The getBooks method asynchronously calls our getHttp service, processes the raw API response into our simplified BookModel array, and updates the allBooks property, which then notifies observing UI components.

UI Components

BookCardComponent

This is a reusable component responsible for displaying the details of a single book. It receives title, pageCount, image, and categories as properties.

@Component
export struct BookCardComponent {
  @Prop title: string
  @Prop pageCount: number
  @Prop image: string
  @Prop categories: Array<string>

  build() {
    Column() {
      Image(this.image).width(60).height(70).padding({ bottom: 3 })
      Text(this.categories.join(', ')).fontSize(9).fontColor(Color.White).padding({ bottom: 3 })
      Text(this.title).fontSize(11).fontColor(Color.White).padding({ bottom: 3 })
      Text(this.pageCount.toString() + ' pages').fontSize(9).fontColor(Color.White)
    }.padding(2).width('70%').borderRadius(20)
  }
}

It arranges an image, categories, title, and page count within a Column layout, styled for presentation.

BooksPage

The BooksPage is the main entry point for displaying the list of books. It utilizes the BookViewModel and the BookCardComponent.
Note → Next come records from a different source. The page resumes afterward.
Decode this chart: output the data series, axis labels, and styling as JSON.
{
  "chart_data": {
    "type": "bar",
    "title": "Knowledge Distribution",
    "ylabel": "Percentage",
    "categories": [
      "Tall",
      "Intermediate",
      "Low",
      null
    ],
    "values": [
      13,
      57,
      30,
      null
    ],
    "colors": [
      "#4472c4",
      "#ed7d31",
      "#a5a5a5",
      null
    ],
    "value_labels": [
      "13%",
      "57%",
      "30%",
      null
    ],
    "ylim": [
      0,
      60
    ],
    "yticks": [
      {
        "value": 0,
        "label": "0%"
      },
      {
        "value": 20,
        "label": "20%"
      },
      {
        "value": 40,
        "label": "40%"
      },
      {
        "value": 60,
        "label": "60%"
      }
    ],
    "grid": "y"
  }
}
import { BookCardComponent } from '../component/BookCardComponent'
import { BookViewModel } from '../viewmodel/BookViewModel';
import BookModel from '../model/BookModel';

@Entry
@Component
struct HomePage {
  scroller: Scroller = new Scroller()
  @State viewModel: BookViewModel = BookViewModel.instance;

  aboutToAppear() {
    this.viewModel.getBooks()
  }

  build() {
    Column() {
      Text($r('app.string.books'))

      Scroll(this.scroller) {
        Column() {
          ForEach(this.viewModel.allBooks, (book: BookModel, index: number) => {
            BookCardComponent({
              image: book.image,
              title: book.title,
              pageCount: book.pageCount,
              categories: book.categories
            }).padding({ bottom: 4 })
            Divider().height(2).color(0xCCCCCC).padding({ left: 40, right: 40, bottom: 10 });
          }, (item: string, index: number) => item)
        }.padding({ bottom: 25 })
      }.width('100%').height('100%')
    }.backgroundColor(Color.Black).padding({ top: 10, bottom: 10 }).width('100%').height('100%')
  }
}

Upon the page appearing (aboutToAppear), it triggers the getBooks method in the ViewModel. The build method then uses a Scroll container with a ForEach loop to render each book using the BookCardComponent, dynamically updating as allBooks in the ViewModel changes.

Output

The application successfully fetches and displays book information, presenting a scrollable list of book cards with their respective images, titles, page counts, and categories.

Conclusion

This article has demonstrated a complete workflow for integrating with external APIs, specifically the Google Books API, within an ArkTS-based HarmonyOS Next project. By leveraging Huawei’s Remote Communication Kit (RCP), we established an efficient network service. Combined with a clear ViewModel architecture and modular UI components, we achieved a clean, maintainable, and responsive application capable of fetching and displaying dynamic data.